With all the talk related to Negril's future, I just had a great day dream of times past. It was 25 years ago this week and I was on my 1st reach to Negril with my wife and son's mother who has since past away. For some reason I can remember it like it was yesterday. We hopped on a tourist bus at MBJ and headed west and what an adventure it was, we didn't get very far out of MoBay and we made a stop at the "LollyPop" where we got some Red Stripe and had my 1st taste of champagne soda. We were so excited and for what seemed like forever, we bounced our way towards Negril on what I believed they called a "road". Once we got past the airstip, the bus made several stops at different hotels like the Mahogany Inn, Poinciana and others to drop visitors off. We finally made it to our hotel, T-waters, and thought we had died and gone to heaven. As fast as we got checked in, we changed into our swim suits and raced to the beach and dove in the beautiful blue water and immediately lost our room key, the front desk let us back into our room but told us they couldn't get us a new key until the power came back on since they had to cut one with a machine. When I asked about the loss of power the response was "No Problem Mon" the power goes out every day bout dis time.
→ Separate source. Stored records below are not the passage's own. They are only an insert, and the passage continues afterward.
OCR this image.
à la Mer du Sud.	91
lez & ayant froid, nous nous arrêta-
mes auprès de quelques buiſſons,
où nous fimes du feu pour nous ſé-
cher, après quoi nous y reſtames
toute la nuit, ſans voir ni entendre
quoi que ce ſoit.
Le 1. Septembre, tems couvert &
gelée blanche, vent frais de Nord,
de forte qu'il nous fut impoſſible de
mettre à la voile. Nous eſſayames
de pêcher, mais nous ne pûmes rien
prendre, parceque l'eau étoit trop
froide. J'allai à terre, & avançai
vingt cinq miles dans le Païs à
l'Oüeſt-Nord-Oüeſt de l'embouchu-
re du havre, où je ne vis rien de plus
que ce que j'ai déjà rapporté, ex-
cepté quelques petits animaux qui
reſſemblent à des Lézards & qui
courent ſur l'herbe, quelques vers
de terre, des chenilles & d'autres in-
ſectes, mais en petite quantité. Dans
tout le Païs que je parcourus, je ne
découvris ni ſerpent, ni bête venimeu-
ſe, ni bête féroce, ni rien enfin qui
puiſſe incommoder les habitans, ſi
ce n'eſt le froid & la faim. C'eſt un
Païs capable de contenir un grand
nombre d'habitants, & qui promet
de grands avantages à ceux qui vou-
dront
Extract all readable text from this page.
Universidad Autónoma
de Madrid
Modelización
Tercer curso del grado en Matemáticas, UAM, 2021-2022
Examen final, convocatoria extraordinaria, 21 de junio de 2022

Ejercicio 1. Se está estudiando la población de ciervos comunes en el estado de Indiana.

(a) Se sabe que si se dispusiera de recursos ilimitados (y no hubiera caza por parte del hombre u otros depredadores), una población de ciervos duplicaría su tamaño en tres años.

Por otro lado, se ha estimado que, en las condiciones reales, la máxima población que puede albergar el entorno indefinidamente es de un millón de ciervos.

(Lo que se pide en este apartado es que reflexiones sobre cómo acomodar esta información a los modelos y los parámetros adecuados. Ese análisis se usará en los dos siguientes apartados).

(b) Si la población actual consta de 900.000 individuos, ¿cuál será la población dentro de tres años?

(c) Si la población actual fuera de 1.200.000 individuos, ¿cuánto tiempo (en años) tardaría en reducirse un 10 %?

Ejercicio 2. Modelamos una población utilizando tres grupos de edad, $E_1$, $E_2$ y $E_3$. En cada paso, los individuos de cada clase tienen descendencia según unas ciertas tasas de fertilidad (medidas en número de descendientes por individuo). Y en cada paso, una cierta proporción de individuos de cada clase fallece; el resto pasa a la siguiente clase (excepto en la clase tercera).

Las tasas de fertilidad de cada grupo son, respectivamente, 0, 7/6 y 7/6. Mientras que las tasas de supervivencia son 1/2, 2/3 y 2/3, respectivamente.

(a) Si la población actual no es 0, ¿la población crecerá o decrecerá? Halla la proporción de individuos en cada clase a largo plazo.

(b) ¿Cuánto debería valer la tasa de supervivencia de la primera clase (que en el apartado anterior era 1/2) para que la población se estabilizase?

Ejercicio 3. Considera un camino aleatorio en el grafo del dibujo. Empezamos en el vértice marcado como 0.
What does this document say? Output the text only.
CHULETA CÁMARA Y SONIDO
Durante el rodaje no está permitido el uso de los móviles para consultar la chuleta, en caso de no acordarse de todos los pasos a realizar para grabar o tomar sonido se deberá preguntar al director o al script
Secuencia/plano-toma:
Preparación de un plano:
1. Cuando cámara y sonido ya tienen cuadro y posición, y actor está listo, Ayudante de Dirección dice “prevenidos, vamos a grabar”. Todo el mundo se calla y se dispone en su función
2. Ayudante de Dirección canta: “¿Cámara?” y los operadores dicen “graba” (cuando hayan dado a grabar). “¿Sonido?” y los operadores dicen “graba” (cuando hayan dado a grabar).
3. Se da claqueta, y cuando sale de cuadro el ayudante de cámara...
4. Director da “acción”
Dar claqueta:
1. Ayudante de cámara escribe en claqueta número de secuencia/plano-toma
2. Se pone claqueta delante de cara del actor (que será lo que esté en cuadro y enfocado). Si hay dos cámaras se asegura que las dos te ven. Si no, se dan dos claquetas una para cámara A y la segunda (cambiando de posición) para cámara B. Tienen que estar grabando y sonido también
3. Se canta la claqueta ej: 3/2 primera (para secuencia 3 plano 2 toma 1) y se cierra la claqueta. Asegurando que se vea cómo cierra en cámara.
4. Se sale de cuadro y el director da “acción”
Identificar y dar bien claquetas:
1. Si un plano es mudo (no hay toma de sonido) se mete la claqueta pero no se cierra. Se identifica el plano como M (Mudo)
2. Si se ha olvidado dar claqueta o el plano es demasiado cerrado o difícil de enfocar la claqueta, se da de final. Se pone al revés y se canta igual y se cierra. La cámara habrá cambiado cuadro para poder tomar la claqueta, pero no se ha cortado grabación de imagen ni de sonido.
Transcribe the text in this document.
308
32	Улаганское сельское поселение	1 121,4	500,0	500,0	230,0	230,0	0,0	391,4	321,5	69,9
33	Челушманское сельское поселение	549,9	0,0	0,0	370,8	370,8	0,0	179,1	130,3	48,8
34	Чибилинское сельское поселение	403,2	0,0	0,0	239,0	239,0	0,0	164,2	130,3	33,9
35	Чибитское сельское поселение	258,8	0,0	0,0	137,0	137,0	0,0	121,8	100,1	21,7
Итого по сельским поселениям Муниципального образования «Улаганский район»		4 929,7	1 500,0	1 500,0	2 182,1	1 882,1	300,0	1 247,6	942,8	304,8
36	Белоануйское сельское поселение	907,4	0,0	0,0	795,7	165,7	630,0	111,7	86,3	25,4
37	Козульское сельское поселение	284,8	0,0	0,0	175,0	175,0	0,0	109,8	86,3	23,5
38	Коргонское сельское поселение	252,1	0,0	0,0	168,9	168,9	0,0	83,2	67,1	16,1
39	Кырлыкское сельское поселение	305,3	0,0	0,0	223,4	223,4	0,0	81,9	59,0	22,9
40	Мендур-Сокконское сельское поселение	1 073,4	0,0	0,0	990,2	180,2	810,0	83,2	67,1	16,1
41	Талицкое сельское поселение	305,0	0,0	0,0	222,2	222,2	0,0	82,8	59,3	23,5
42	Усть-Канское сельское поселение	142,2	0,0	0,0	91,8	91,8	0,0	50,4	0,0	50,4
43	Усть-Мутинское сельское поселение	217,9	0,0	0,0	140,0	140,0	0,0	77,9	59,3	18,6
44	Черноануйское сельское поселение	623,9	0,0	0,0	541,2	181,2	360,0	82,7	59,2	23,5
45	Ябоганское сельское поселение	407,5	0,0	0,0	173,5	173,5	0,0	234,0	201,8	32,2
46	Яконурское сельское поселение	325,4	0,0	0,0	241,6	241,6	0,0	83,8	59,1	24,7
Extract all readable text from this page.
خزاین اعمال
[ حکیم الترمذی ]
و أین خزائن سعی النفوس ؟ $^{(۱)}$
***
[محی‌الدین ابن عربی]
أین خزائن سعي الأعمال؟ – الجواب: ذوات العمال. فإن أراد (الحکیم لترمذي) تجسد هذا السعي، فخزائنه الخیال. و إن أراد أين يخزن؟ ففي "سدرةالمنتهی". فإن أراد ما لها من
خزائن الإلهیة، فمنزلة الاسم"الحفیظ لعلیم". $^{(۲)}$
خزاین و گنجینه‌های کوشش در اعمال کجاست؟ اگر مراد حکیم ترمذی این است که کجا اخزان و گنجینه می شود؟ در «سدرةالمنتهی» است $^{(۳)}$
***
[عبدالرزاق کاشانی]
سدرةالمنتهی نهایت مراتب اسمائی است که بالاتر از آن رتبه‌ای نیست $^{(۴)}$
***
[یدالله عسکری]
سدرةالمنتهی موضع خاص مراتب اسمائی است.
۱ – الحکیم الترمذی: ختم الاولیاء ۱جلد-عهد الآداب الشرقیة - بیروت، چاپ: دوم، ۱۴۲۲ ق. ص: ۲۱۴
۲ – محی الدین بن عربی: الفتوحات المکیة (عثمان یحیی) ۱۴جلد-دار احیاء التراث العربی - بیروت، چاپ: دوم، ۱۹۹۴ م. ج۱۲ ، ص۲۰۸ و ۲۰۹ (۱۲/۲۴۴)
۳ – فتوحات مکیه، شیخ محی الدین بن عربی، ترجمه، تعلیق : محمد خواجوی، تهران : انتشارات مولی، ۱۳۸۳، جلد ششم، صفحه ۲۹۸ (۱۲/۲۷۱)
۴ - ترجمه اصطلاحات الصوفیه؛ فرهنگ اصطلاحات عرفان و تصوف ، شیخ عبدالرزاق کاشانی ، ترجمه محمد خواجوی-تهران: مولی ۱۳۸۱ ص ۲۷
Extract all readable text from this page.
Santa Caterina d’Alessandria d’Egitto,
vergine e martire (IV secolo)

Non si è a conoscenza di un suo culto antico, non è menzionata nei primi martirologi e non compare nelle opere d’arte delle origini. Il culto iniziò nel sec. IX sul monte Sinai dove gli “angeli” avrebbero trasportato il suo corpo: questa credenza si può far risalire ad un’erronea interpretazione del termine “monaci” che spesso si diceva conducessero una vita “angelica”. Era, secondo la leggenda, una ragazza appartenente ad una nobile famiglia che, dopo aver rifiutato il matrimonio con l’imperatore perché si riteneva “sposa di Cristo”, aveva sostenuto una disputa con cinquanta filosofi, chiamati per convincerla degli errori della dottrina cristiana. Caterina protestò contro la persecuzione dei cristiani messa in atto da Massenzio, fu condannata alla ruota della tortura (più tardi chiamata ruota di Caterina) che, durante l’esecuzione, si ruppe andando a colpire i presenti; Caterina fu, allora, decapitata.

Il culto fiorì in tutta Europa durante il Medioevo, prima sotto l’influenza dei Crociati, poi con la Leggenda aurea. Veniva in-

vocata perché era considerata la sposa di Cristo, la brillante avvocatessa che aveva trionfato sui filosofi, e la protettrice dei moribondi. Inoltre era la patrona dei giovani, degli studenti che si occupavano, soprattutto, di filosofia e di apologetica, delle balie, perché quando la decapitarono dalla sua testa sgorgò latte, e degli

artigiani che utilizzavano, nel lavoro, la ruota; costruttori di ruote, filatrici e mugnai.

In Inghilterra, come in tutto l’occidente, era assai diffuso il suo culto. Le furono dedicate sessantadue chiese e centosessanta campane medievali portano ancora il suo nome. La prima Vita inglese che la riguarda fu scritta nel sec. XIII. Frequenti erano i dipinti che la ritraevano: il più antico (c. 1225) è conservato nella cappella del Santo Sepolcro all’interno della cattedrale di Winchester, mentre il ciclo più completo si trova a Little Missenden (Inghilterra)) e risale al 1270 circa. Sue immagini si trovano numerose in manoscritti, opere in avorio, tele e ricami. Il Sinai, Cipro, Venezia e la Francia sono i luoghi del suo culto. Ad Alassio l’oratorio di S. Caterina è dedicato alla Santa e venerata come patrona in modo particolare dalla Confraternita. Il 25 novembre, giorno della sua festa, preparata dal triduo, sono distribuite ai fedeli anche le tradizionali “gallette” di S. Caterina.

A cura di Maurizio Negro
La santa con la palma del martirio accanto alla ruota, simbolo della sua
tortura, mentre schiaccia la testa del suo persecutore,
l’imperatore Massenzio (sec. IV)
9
It was this trip that it seemed everyone in Negril was celebrating the release of Nelson Mandela from his long incarceration and it was electric. In celebration, Third World did a show @ Kaiser's Cafe and it was the most amazing I show I have ever witnessed, visitors, and the locals that could afford it (which weren't many back then) packed in, people were on the walls, roofs and anyplace they could get a view, they played for almost 3 hours with nothing but 1 short break. I believe it was on this reach we also saw Yellowman @ deBuss one night. Things were much quieter back then, there were very few cars on the road at night but there were plenty of land crabs crossing the road, we would see locals with a kerosene soaked cloth torches and a burlap bags hunting for them along the road and into the brush. The road would be loaded with flattened crabs in the morning. We spent many hours at Marks bar which was a makeshift bar that leaned against the outside wall that separated the T-water property to the one to the west. This was long before Mark's Hurricane Bar (round bamboo) and years before he moved it to Green Island. We spent many hours on Bloody Bay, we would take our scooter through the woods to the beach and rarely see another person, it was heaven. I became obsessed with Cosmos, Cheap Bite, Rasta Pasta (road to Sav) and Mavis and Sons. I have been to Rick's just 1 time in my life and it was on this trip, I just didn't like it and having to buy beads to pay for our drinks, it felt like a carnival as a kid that you bought a ticket from a booth so you could go on a ride.
The exchange rate was 6:1 and Red Stripe at Marks were 5j as were pattys and coco bread from a vendor, it was a simple time then. I fell in love with Negril on that trip and have been back over 25 times since. Each time something is new and something old has been lost. No matter what happen in the evolution of Negril, the memories may fade, but it shall always have a special place in my heart and soul. How about you?